ゼロは定量できない

 水質分析の業界では、しばしば「定量下限値(分析下限値)未満」という表現を用います。
 ある水1リットルの中に、Aという物質がどれだけ含まれているかを測定する場合、別に電子顕微鏡でAの分子を1個ずつ数える、というわけではありません。物質ごとに測定方法は異なってきますが、例えば紫外線を照射してその吸光度を測定したり、液化したりガス化したりしてカラムを通過する速度の違いで測定したりします。
 したがって、測定方法ごとに若干の違いはありますが、Aという物質がごくごく微量しか含まれていない場合、それを測定値として読みとることが不可能な下限値というものが存在します。これを「分析下限値」あるいは「定量下限値」と表現します。
 報道発表などで「この水を調べたところ、有害物質であるAは検出されなかった」と言っている場合に、それは「この水に含まれるAの量はゼロである」ということを必ずしも意味しません。Aの公定法(法律に基づく省令で定める、公式な測定手法)で分析した際に、分析結果が定量下限値未満であった、ということを意味しているのです。Aの公定法による定量下限値が「1リットル当たり0.02ミリグラム」であった場合、「検出されなかった」というのは「0.02mg/L未満であった」ということで、それが0.01mg/Lなのか、0.005mg/Lなのか、それともゼロなのかは分からない(現在の測定技術では、その値を特定することはできない)のです。


 水質の業界にいると「分析(定量)下限値未満」という表現を頻繁に見かけるので、まったく違和感を感じないのですが、一般の人にこれを説明しようとすると、けっこう苦労するんです。

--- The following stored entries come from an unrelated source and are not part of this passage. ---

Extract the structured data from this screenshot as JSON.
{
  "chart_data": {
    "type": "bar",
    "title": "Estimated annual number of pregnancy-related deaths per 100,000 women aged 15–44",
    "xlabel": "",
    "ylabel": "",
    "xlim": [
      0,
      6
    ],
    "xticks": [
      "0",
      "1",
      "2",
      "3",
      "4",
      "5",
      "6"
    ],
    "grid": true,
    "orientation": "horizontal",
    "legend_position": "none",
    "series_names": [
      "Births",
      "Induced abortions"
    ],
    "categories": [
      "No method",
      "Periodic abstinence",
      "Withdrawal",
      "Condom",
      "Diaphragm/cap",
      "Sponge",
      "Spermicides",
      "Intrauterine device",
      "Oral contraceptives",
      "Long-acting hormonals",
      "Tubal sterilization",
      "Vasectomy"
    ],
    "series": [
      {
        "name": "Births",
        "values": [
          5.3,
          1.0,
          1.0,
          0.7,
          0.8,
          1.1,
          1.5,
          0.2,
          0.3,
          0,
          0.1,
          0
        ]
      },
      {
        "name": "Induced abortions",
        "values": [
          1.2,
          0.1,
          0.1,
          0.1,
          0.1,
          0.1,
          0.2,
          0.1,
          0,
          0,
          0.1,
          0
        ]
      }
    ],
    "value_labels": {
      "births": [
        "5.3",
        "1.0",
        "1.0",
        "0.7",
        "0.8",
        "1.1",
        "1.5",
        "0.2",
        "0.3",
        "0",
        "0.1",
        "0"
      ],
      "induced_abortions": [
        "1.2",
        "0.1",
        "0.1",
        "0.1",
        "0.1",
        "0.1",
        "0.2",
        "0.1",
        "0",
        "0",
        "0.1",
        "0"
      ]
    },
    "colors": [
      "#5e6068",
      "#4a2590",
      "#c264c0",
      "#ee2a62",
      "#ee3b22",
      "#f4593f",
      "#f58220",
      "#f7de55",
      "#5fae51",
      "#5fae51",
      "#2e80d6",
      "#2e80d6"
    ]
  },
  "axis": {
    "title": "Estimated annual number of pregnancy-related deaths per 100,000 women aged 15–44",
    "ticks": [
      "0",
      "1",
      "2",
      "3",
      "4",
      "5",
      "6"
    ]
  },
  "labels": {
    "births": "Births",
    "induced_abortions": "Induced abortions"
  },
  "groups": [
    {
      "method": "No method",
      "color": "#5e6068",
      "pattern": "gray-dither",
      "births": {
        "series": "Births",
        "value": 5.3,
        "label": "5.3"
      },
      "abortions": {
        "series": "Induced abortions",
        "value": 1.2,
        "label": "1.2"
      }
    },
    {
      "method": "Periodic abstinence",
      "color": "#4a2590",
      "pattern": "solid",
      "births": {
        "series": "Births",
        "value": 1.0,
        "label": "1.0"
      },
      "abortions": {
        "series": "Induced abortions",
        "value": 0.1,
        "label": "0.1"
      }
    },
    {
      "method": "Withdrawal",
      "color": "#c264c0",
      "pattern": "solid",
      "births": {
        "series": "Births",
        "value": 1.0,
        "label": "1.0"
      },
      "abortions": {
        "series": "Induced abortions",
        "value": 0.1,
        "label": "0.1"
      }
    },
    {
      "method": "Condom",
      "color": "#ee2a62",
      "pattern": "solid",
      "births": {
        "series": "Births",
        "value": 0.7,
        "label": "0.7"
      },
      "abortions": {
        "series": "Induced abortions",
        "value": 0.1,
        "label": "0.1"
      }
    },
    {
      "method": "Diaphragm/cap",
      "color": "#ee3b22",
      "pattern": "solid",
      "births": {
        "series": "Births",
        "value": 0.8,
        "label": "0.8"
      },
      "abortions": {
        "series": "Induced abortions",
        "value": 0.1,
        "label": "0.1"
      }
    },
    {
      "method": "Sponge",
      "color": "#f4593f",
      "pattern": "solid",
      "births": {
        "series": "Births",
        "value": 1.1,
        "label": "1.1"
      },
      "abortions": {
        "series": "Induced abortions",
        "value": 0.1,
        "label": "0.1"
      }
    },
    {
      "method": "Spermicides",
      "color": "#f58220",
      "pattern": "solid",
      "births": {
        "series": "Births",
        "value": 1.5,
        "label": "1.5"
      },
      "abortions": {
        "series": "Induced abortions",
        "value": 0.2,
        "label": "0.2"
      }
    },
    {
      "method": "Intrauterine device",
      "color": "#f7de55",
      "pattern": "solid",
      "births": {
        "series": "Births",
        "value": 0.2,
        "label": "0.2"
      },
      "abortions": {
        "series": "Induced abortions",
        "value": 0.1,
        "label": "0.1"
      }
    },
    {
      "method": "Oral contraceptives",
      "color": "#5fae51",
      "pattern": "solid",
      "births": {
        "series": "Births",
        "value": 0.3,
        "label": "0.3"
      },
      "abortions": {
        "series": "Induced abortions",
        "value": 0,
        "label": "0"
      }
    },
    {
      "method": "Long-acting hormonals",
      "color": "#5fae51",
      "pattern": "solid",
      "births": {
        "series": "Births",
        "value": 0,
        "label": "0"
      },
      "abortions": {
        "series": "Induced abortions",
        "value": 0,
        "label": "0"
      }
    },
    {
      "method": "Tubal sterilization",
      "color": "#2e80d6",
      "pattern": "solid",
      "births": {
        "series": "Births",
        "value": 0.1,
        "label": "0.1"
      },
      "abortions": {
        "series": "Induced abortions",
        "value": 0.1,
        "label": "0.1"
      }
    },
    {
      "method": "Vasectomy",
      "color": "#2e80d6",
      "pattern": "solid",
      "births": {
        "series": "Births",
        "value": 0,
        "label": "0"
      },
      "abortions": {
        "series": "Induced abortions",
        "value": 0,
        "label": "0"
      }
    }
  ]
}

 往々にして「なんでゼロにならねぇんだ」という文句の類ですが。
 若干ニュアンスが違うかもしれませんが、さんざん批判された「ただちに健康に影響はないと考えられる」という表現も、科学者的には誠実な表現なんですよね。理屈を分かっている人間であればこそ、健康リスクが「ゼロ」という評価は存在しないことを知っているので、「健康に影響はない」と断言することはできない。それを「ただちに影響はないって言ってるのは、そのうち影響が出るってことか、何か不都合なことを隠してるんじゃないのか」みたいな叩き方をするのは、やはりちょっと、アンフェアな気がします。